ENGR3235 Biomimicry

We can learn from nature From studying a leaf to make a better solar cell to emulating natural processes to develop living buildings, the discipline of Biomimicry views nature as "model, mentor and measure" (Benyus, 1997). Spiders spin protein silk with the strength of steel yet much lighter all at ambient temperature and pressure. Cuttlefish change color to match their surroundings in milliseconds by contracting their chromatophores and even bioluminesce.
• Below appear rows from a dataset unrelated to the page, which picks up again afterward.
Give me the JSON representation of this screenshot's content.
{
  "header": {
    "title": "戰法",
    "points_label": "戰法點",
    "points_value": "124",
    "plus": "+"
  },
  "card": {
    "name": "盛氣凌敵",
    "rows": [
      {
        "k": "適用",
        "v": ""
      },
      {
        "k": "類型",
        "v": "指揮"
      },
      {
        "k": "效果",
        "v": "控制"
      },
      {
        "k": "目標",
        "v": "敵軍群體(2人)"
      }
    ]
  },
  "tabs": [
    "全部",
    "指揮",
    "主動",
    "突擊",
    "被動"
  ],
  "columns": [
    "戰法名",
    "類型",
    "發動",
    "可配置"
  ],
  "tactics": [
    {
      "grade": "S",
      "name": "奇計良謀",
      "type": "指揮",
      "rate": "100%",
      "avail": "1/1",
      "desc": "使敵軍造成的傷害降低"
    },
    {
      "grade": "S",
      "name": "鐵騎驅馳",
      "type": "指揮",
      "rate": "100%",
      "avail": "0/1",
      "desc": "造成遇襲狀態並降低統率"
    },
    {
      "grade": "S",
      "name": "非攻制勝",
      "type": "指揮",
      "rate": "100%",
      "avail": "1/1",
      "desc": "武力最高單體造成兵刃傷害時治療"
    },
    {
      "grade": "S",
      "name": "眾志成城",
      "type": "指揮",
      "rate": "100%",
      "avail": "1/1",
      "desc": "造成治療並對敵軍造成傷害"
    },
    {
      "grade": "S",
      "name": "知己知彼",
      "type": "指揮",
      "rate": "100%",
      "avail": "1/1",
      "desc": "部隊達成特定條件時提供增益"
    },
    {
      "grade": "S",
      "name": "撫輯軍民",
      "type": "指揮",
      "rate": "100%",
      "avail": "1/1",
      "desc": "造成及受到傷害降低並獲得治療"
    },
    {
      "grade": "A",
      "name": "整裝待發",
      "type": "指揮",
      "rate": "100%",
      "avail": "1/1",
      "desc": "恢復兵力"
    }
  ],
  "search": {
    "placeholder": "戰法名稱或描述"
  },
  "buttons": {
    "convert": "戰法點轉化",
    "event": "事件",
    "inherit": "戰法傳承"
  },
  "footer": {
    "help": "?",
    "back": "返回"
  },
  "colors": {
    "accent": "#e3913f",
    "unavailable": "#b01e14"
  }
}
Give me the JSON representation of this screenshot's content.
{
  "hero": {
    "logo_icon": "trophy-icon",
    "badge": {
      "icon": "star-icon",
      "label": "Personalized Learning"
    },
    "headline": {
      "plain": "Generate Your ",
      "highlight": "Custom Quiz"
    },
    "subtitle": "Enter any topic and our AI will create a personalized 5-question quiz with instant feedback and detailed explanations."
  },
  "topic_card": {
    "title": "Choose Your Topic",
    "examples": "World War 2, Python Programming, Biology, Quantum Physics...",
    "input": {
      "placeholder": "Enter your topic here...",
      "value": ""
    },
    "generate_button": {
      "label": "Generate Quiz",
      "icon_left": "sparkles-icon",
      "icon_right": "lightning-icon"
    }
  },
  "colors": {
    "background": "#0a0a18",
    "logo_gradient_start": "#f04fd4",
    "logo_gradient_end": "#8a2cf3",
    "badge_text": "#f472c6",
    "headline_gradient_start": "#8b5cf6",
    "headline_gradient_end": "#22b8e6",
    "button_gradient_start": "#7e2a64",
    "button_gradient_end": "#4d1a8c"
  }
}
In this course we will study wonders like these to appreciate the beauty and sophistication of life by investigating the biological mechanisms and functions of organisms as well as the dynamics of whole ecosystems. By examining biological systems at multiple scales, we can draw insights from understanding how they work. By collecting data, running experiments, creating models, or building prototypes, we can translate these insights into design ideas and practice. We will examine and discuss big ideas and thinking in biology and design and then synthesize and reflect on the intersection of these fields. Students will develop skills and insights through critical analysis of readings and the development of projects that draw on both fields. Biological systems have undergone 3.8 billion years of evolution, resulting in time-tested approaches to living on earth that are efficient and embody sustainability. By exploring the intersection of biology and design, we might learn to do the same.

This course is crosslisted with SCI2235. Enrollment in ENGR3235 is as design depth as projects will be focused on engineering design solutions. If advanced science credit is desired, enroll in SCI2235.